World Youth Conference 2014
The 2014 World Conference on Youth (WCY), held from 6th -10th May 2014 in Colombo, Sri Lanka, brought together more than a thousand young people from 120 countries, as well as 53 governmental delegations, 28 of which included ministers or deputy ministers responsible for youth.
The conference also had participants and observers from various UN agencies and intergovernmental and non-governmental organisations dealing with youth. President of the United Nations General Assembly Dr. John William Ashe and special envoy on Youth Affairs of the Unite Nations Secretary General Ban Ki Moon, Ahamad Al Hendavi were among the special guests.
Focused on ‘mainstreaming youth in the post-2015 development agenda’, the conference led to the Colombo Declaration on Youth – a joint text agreed upon by the youth and governmental delegations, outlining recommendations for action in 14 areas, including achieving good governance & accountability, youth-led development, gender equality, and education.
If you want to read more about WYC you can check srilankaguardian.org or youthpolicy.org.
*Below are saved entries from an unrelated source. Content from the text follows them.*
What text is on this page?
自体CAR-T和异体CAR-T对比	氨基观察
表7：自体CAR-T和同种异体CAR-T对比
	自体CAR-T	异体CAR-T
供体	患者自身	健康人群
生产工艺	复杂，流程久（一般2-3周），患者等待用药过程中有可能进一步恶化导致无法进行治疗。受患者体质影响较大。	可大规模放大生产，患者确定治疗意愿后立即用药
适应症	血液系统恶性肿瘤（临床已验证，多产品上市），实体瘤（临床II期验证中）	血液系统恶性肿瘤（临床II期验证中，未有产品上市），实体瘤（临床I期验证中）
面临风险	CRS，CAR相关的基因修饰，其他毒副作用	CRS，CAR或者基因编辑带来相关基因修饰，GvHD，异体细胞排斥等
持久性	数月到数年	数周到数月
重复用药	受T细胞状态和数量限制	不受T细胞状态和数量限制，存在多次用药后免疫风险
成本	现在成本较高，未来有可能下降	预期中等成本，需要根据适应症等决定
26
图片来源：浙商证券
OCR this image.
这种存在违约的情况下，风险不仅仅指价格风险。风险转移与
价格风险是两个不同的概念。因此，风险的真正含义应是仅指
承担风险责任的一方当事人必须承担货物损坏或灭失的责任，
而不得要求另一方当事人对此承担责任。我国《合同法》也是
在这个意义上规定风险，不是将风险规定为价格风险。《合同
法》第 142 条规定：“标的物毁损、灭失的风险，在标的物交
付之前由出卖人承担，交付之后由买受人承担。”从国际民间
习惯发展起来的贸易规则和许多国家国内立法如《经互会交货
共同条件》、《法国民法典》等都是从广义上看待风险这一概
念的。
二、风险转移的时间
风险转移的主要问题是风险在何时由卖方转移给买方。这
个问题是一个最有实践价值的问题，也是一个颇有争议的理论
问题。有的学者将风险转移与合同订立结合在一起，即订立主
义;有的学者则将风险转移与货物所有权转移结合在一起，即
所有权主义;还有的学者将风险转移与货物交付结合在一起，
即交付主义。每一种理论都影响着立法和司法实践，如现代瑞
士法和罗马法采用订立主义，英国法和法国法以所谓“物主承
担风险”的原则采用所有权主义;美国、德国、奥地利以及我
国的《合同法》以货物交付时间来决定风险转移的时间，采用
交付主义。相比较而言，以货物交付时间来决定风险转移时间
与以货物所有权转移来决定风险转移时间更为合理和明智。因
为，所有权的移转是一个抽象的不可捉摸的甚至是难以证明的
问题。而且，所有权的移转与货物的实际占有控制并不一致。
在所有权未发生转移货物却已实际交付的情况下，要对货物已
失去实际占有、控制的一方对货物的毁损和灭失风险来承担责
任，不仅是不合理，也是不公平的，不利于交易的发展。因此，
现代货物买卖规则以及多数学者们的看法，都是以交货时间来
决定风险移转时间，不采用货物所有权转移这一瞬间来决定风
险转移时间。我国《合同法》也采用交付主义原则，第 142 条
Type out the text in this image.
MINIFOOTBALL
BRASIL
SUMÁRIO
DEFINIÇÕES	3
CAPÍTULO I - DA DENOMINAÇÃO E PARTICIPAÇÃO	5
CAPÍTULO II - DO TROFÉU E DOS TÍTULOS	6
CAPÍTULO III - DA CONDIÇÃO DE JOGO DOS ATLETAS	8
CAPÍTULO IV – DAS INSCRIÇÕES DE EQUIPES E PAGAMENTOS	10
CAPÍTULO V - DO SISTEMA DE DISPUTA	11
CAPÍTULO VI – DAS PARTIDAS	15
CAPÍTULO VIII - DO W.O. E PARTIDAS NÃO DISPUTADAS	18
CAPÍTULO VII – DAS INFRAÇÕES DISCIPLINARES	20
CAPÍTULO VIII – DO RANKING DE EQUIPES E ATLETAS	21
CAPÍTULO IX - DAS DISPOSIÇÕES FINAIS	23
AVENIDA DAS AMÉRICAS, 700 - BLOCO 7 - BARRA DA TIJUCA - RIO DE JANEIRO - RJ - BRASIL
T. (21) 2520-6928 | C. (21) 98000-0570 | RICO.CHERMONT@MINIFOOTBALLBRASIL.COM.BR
One of the participants, Damjan Nikolovski, shared his impressions about the WYC. He was choosed to participate by Macedonian Government, since he is active youth worker for a long time:
"Rewarding, inspiring yet frustrating experience! Went there with high expectations for the outcome document, having in mind the great zero draft, to see how it was chopped with the speed of light by the representatives of the conservative governments led by the UAE. And we couldn't do much about it since the format of the conference was us- young people having workshops on the different foundations and themes and produce inputs for the only one youth representative in the negotiating room with all the governments representatives where the final document was tailored. So realizing at certain point that a lot of our points are going to be erased, we focused on the annex of the declaration as the real youth voice. So in the end I think we did a good job. Of course it was inspiring and fulfilling to work with so many great young people from around the globe, to develop statements that are politically correct, don't sound so progressive and yet contain everything you stand and fight for, to see pro-youth countries in the negotiating room (such as Brazil) taking a stand with us... And outside the conference hall, the new friendships made with so many inspiring people, the treatment we had from our hosts and never tiering volunteers and the cultural exploration of Sri Lanka were just amazing and something I'll cherish for the rest of my life."